L.Staff "Dworek"

Niech mi się przyśni dworek skryty w białych sadach,
Z drewnianym gankiem w młodych, gęstych winogradach.....

L.Staff "Dworek"

poniedziałek, 4 kwietnia 2011

Schody, schody, schody.....

Coś mi nie idzie pisanie tutaj. Ciężko zastapić pierwszy pomysł drugim, kiedy myśli nieustannie dążą ku pierwszemu. A obecnie myśli cały czas krążą koło schodów, a konkretnie balustrady. W dodatku czas bardzo goni, bo tylko balustrady brakuje, żeby odebrać dom i się przeprowadzić. A my nadal nie możemy się zdecydować czy balustrada ma być kuta czy drewniana. Wyceny mamy i od kowala i od stolarza, więc ceny też bierzemy pod uwagę. Kuta wychodzi taniej, bo jest łatwiejsza do wykonania. Schody idą po łuku, więc klasycznych tralek drewnianych za bardzo zrobić się nie da. Trzeba kombinować z wengą i z wyginaniem drewna a to niestety dodatkowo kosztuje ( i to niemało!!!). Kowal taką balustradę zrobi bez problemu, tyle, że chcemy koniecznie drewnianą poręcz, co znowu winduje koszt schodów w górę (znowu gięcie drewna). Gdybyśmy mieli wcześniej pojęcie, że z tymi schodami będą takie kłopoty zmienilibyśmy to od razu w projekcie. Ale tego nie przewidzieliśmy. Mądry Polak po szkodzie.
Którą wersję wybrać? W dodatku mąż uważa, że do kutej nie pasują kasetony na ścianie. A dlaczego nie pasują? Mnie tam pasują.

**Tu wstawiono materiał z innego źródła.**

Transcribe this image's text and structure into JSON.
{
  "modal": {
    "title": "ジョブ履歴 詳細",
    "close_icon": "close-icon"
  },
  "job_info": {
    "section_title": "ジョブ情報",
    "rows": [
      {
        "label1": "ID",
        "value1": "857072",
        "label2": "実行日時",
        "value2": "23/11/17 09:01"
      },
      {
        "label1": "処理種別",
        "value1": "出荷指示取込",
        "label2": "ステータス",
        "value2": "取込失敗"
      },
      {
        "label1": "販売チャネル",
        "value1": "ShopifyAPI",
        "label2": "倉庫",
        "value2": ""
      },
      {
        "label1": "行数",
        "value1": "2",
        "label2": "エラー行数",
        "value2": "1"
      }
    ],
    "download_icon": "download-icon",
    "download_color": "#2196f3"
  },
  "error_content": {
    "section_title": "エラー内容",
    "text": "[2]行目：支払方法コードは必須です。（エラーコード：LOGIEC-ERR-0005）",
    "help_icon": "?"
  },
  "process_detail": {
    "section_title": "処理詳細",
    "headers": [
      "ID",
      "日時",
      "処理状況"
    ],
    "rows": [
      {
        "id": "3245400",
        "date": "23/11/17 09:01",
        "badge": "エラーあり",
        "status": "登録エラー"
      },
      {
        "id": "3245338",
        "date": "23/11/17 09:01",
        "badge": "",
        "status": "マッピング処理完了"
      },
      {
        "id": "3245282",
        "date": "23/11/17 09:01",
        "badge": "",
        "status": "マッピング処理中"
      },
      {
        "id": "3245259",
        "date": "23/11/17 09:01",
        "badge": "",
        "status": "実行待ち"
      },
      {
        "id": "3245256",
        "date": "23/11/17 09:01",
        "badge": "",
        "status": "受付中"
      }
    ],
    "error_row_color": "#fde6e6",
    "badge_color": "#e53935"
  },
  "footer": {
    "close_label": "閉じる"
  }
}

Zdjęcia znalezione w necie. No i który wariant wybrać? Oba nam się bardzo podobają. I oślina pośród jadła z głodu padła ;)
Wariant z kutą barierką jest tańszy, no i na razie możemy zamontować samą barierkę i odebrać dom a resztę zrobić później. Przy balustradzie drewnianej kolejność robót jest odwrotna. Najpierw robi się stopnie a potem barierkę. Na ten wariant obecnie nas nie stać. A czy jest sens czekać na wygraną w lotto skoro czas nas goni (a dokładniej to bank nas goni, bo mamy określony termin odbioru domu, który zbliża się nieubłaganie).